Semi-quantitative detection of specific amounts of NaPi IIb and VDR mRNA in caprine proximal and mid-jejunum was performed via Northern blot analysis as described in detail elsewhere⁽Reference Muscher, Hattendorf and Pfeffer^26, Reference Huber, Walter and Schroder³³⁾. Briefly, isolated 6 μg poly(A)⁺RNA/lane from proximal or mid-jejunum was fractionated in 1·0 % formamide/agarose gels and transferred by capillary blotting onto nitrocellulose membranes. Radioactive ³²P-labelled NaPi IIb, VDR- and ß-actin-specific probes were hybridised to fixed mRNA. Hybridisation took place for 16 h at 42°C (40 % formamide). The membranes were analysed with a phosphorous imager system (Bio-Rad) after exposure to a phosphorous imager screen for 2–6 h. The relative amounts of specific mRNA were quantified by reference to β-actin as an internal standard using the quantification software Quantity One (Bio-Rad).

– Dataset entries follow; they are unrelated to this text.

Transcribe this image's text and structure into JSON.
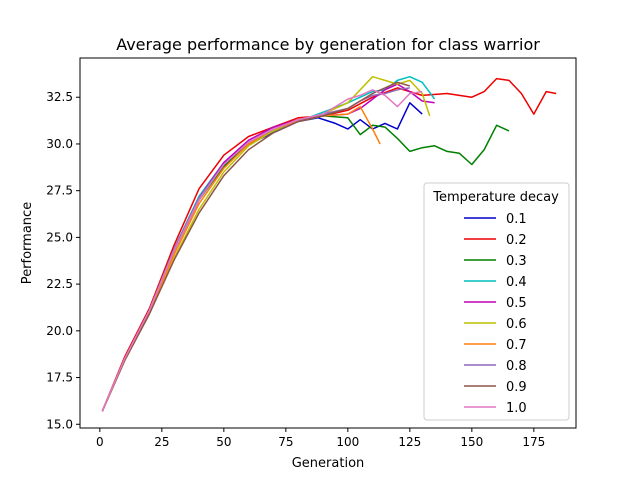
{
  "chart_data": {
    "type": "line",
    "title": "Average performance by generation for class warrior",
    "xlabel": "Generation",
    "ylabel": "Performance",
    "xlim": [
      -8,
      192
    ],
    "ylim": [
      14.8,
      34.6
    ],
    "xticks": [
      0,
      25,
      50,
      75,
      100,
      125,
      150,
      175
    ],
    "yticks": [
      15.0,
      17.5,
      20.0,
      22.5,
      25.0,
      27.5,
      30.0,
      32.5
    ],
    "ytick_labels": [
      "15.0",
      "17.5",
      "20.0",
      "22.5",
      "25.0",
      "27.5",
      "30.0",
      "32.5"
    ],
    "grid": false,
    "legend": {
      "title": "Temperature decay",
      "placement": "center-right"
    },
    "series": [
      {
        "name": "0.1",
        "color": "#0000cc",
        "x": [
          1,
          10,
          20,
          30,
          40,
          50,
          60,
          70,
          80,
          88,
          95,
          100,
          105,
          110,
          115,
          120,
          125,
          130
        ],
        "y": [
          15.7,
          18.5,
          21.0,
          24.3,
          27.0,
          28.9,
          30.0,
          30.6,
          31.2,
          31.4,
          31.1,
          30.8,
          31.3,
          30.8,
          31.1,
          30.8,
          32.2,
          31.6
        ]
      },
      {
        "name": "0.2",
        "color": "#ee0000",
        "x": [
          1,
          10,
          20,
          30,
          40,
          50,
          60,
          70,
          80,
          90,
          100,
          110,
          120,
          130,
          140,
          150,
          155,
          160,
          165,
          170,
          175,
          180,
          184
        ],
        "y": [
          15.7,
          18.6,
          21.2,
          24.6,
          27.6,
          29.4,
          30.4,
          30.9,
          31.4,
          31.5,
          31.8,
          32.5,
          33.0,
          32.6,
          32.7,
          32.5,
          32.8,
          33.5,
          33.4,
          32.7,
          31.6,
          32.8,
          32.7
        ]
      },
      {
        "name": "0.3",
        "color": "#008000",
        "x": [
          1,
          10,
          20,
          30,
          40,
          50,
          60,
          70,
          80,
          90,
          100,
          105,
          110,
          115,
          120,
          125,
          130,
          135,
          140,
          145,
          150,
          155,
          160,
          165
        ],
        "y": [
          15.7,
          18.4,
          21.0,
          24.3,
          27.0,
          28.8,
          30.0,
          30.7,
          31.2,
          31.5,
          31.4,
          30.5,
          31.0,
          30.9,
          30.3,
          29.6,
          29.8,
          29.9,
          29.6,
          29.5,
          28.9,
          29.7,
          31.0,
          30.7
        ]
      },
      {
        "name": "0.4",
        "color": "#00bfbf",
        "x": [
          1,
          10,
          20,
          30,
          40,
          50,
          60,
          70,
          80,
          90,
          100,
          105,
          110,
          115,
          120,
          125,
          130,
          135
        ],
        "y": [
          15.7,
          18.5,
          21.1,
          24.4,
          27.2,
          29.0,
          30.1,
          30.7,
          31.2,
          31.7,
          32.2,
          32.5,
          32.8,
          32.9,
          33.4,
          33.6,
          33.3,
          32.4
        ]
      },
      {
        "name": "0.5",
        "color": "#bf00bf",
        "x": [
          1,
          10,
          20,
          30,
          40,
          50,
          60,
          70,
          80,
          90,
          100,
          105,
          110,
          115,
          120,
          125,
          130,
          135
        ],
        "y": [
          15.7,
          18.5,
          21.1,
          24.3,
          27.1,
          29.0,
          30.2,
          30.9,
          31.3,
          31.5,
          31.6,
          31.9,
          32.4,
          32.9,
          33.2,
          32.8,
          32.3,
          32.2
        ]
      },
      {
        "name": "0.6",
        "color": "#bfbf00",
        "x": [
          1,
          10,
          20,
          30,
          40,
          50,
          60,
          70,
          80,
          90,
          100,
          105,
          110,
          115,
          120,
          125,
          130,
          133
        ],
        "y": [
          15.7,
          18.4,
          20.9,
          23.9,
          26.5,
          28.5,
          29.9,
          30.7,
          31.3,
          31.6,
          32.2,
          32.9,
          33.6,
          33.4,
          33.2,
          33.4,
          32.7,
          31.5
        ]
      },
      {
        "name": "0.7",
        "color": "#ff7f0e",
        "x": [
          1,
          10,
          20,
          30,
          40,
          50,
          60,
          70,
          80,
          90,
          100,
          105,
          110,
          113
        ],
        "y": [
          15.7,
          18.5,
          21.0,
          24.1,
          26.8,
          28.7,
          30.0,
          30.8,
          31.2,
          31.5,
          31.6,
          32.0,
          30.8,
          30.0
        ]
      },
      {
        "name": "0.8",
        "color": "#9467bd",
        "x": [
          1,
          10,
          20,
          30,
          40,
          50,
          60,
          70,
          80,
          90,
          100,
          105,
          110,
          115,
          120,
          125
        ],
        "y": [
          15.7,
          18.5,
          21.1,
          24.4,
          27.1,
          28.9,
          30.1,
          30.8,
          31.3,
          31.6,
          31.9,
          32.3,
          32.6,
          32.7,
          32.9,
          33.0
        ]
      },
      {
        "name": "0.9",
        "color": "#8c564b",
        "x": [
          1,
          10,
          20,
          30,
          40,
          50,
          60,
          70,
          80,
          90,
          100,
          105,
          110,
          115,
          120,
          125
        ],
        "y": [
          15.7,
          18.4,
          20.9,
          23.8,
          26.3,
          28.3,
          29.7,
          30.6,
          31.2,
          31.5,
          31.9,
          32.3,
          32.7,
          33.0,
          33.3,
          33.1
        ]
      },
      {
        "name": "1.0",
        "color": "#e377c2",
        "x": [
          1,
          10,
          20,
          30,
          40,
          50,
          60,
          70,
          80,
          90,
          100,
          105,
          110,
          115,
          120,
          125,
          130
        ],
        "y": [
          15.7,
          18.5,
          21.1,
          24.3,
          27.0,
          28.9,
          30.1,
          30.8,
          31.3,
          31.6,
          32.4,
          32.6,
          32.9,
          32.6,
          32.0,
          32.7,
          32.8
        ]
      }
    ]
  }
}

Intestinal expression of transient receptor potential vanilloid channel type 6, sodium-dependent phosphate transporter IIb, Na⁺K⁺ATPase and vitamin D receptor protein in goats fed a 19 % crude protein v. 7 % crude protein diet

Mucosa samples from proximal and mid-jejunum were homogenised and crude membranes prepared by performing differential centrifugation⁽Reference Wilkens, Mrochen and Breves³⁴⁾. From mid-jejunum, BBM were isolated using the Mg²⁺ precipitation method previously described. The isolation of nuclear extracts from caprine proximal and mid-jejunum was carried out by a method described by Schröder et al. ⁽Reference Schröder, Kaune and Harmeyer³⁵⁾ and Muscher et al. ⁽Reference Muscher, Hattendorf and Pfeffer²⁶⁾. The protein concentrations of all preparations were determined by the Bradford method (Bio-Rad). Immunoblot assays detecting TRPV6, NaPi IIb and VDR proteins in caprine intestinal tissues were performed as previously described⁽Reference Muscher, Hattendorf and Pfeffer^26, Reference Wilkens, Mrochen and Breves³⁴⁾. For the abundance of TRPV6, NaPi IIb and Na⁺K⁺ATPase, 15–50 μg of enriched plasma membranes or BBM were separated by 8·5 % SDS–PAGE and transferred to nitrocellulose membranes (GE Healthcare, Freiburg, Germany) using a tank blotting system (Bio-Rad). For the detection of VDR, 15 μg of nuclear extracts were separated in 10 % SDS–polyacrylamide gels in the same manner. Nitrocellulose membranes were blocked overnight at 4°C in PBS containing fat-free milk powder. Immunodetection of electrotransferred proteins was performed according to standard procedures. The following primary antibodies were used: anti-TRPV6 (H-90; Santa Cruz Biotechnology, Heidelberg, Germany), anti-NaPi IIb (gift from Professor Dr J. Biber), anti-VDR (Enzo Life Sciences GmbH, Lörrach, Germany), anti-villin (Biotrend Chemikalien GmbH, Cologne, Germany) and anti-Na⁺K⁺ATPase (Enzo Life Sciences GmbH). Immunoreactive proteins were visualised using the enhanced chemiluminescence system (Perbio Science GmbH, Bonn, Germany) according to the manufacturer's protocol. Villin was used as an internal standard to semiquantify relative protein expression amounts. Bands were analysed semiquantitatively using the Quantity One software (Bio-Rad).

Statistical analysis

All data are expressed as means with their pooled standard errors, with number of animals. Data were analysed by one-way ANOVA with Tukey's post test except Northern and Western Blot analyses which were analysed by unpaired Student's t test. Kinetic parameters of Ca or P_i uptake into isolated BBMV were calculated using non-linear regression analysis. Potential relationships between the measured parameters were calculated by linear regression analysis. All statistical analyses were performed using GraphPad Prism version 4·0 for Windows (GraphPad Software, San Diego, CA, USA, www.graphpad.com). In all cases, P < 0·05 was set to be significantly different and P < 0·1 was used to define trends.